# Writer's Discord



## supersinger472 (Jan 26, 2017)

Would there be any interest on this forum for a server on discord where writers can get together, talk about ocs and scenes, get prompts, and post works to be read? Think of it as having a built in group to advertise your writing to, since literature tends to go unnoticed here.


----------



## lyar (Jan 26, 2017)

That sounds neat, you had me at ocs.


----------



## MrrMiddyNight (Feb 12, 2017)

I would definetily join.


----------



## Jarren (Feb 24, 2017)

I'd absolutely get on board with this. That said, I think the inactivity of this section of the forums alone is indicative of the user base you'll get :\


----------



## Amiir (Feb 24, 2017)

I don't use Discord much nor am I a ''writer main'', not by a longshot, but I could at least try this out. You do you OP: share a link, give us private invites, discard this project, whatever floats your boat


----------



## supersinger472 (Feb 28, 2017)

For those who are interested, here's the server! Drop by, introduce yourself, Discord


----------



## reptile logic (Mar 1, 2017)

Stopped by and registered. New to the whole discord thing, so will most likely lurk for a while and then decide where to go from there.


----------



## Simo (Mar 14, 2017)

I'd certainly be interested. I'll have to poke my nose in, and see if the link still works, if not, I'll send a PM.


----------



## Sogreth (Mar 16, 2017)

I don't know if you guys still use it, but I threw myself in there too!


----------



## Mandragoras (Mar 18, 2017)

While I've shifted focus from prose to sequential art, I tend to "script" things as prose, and really that's my area of expertise far more than visual art. So, yeah, I'm interested. Drop me a line here and I'll see you there.


----------



## AriesHausdorff (Mar 18, 2017)

I have a server up for this since 2009.
Nobody ever used it, so by now it's mostly in use for my World of Tanks clan. 
And as a voicechat server for the minecrafters working on the locations of my stories.
This forum here should be for the writers and readers, but we make such a small percentage of the furry artists scene that we go largely unnoticed.
And read and fapping fits badly together ,so were at a disadvantage to the visual artists, I think.


----------



## Mandragoras (Mar 22, 2017)

AriesHausdorff said:


> And read and fapping fits badly together ,so were at a disadvantage to the visual artists, I think.

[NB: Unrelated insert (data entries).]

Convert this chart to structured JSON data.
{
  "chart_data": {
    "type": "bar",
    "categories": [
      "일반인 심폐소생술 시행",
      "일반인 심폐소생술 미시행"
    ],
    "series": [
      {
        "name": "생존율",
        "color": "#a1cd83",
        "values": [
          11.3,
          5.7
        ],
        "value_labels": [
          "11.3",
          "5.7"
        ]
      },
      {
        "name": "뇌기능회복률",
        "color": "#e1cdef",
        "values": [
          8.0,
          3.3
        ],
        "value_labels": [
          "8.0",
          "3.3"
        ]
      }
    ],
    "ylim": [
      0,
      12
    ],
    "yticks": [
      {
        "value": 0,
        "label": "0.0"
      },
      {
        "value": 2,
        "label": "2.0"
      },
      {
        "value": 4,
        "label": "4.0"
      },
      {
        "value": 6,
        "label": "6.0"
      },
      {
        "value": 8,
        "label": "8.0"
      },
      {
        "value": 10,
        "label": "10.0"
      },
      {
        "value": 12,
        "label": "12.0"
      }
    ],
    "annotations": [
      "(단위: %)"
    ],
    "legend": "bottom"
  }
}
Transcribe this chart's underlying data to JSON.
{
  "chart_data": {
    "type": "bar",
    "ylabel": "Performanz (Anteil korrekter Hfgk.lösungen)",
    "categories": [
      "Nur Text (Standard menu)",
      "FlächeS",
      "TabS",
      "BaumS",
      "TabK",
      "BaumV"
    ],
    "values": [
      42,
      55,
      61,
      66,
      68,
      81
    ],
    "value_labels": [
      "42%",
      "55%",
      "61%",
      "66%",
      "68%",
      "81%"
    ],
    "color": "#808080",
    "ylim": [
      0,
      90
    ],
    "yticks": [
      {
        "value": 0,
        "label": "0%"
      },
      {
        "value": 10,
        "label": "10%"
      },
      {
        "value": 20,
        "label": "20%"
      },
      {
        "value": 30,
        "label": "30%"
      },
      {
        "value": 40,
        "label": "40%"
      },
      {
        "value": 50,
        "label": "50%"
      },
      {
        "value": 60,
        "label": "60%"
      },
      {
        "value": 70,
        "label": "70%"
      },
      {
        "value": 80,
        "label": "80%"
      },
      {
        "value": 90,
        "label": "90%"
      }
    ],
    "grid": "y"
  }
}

Do they? Most of the pornographers who were banned and prosecuted before the advent of film and inexpensive photography were writers and publishers. Written smut has been a big deal since before the Greeks. There's a whole book of the Bible devoted to poems about banging.

But I digress. I see your point. I'm just pedantic.


----------



## AriesHausdorff (Mar 23, 2017)

Mandragoras said:


> Do they? Most of the pornographers who were banned and prosecuted before the advent of film and inexpensive photography were writers and publishers. Written smut has been a big deal since before the Greeks. There's a whole book of the Bible devoted to poems about banging.
> 
> But I digress. I see your point. I'm just pedantic.




Psshhhaww! It all depends on the way one is fapping. The greek most likely read the smut and then fapped. But it is all about staying in sync with the progress of the story. Totally.
If not, it's maybe a sign for a weakly developed right wrist on my part.

Anyway:
My recommendation would be to use ones preferred instant messenger and then form a group there with all those interested in the same story, universe , ...
Might be less of  a hassle, yet produce the same if not better results.

Basically what would bother me about usign discord is that the server is not in ones own hands, so there is no warranty as to what happens with the communication in the long run.
The same issue exists with Skype and Telegram alike, why a private server, like TeamSpeak or Mumble ( which I use, as it's available for ARM processors ), should be highly preferential.


----------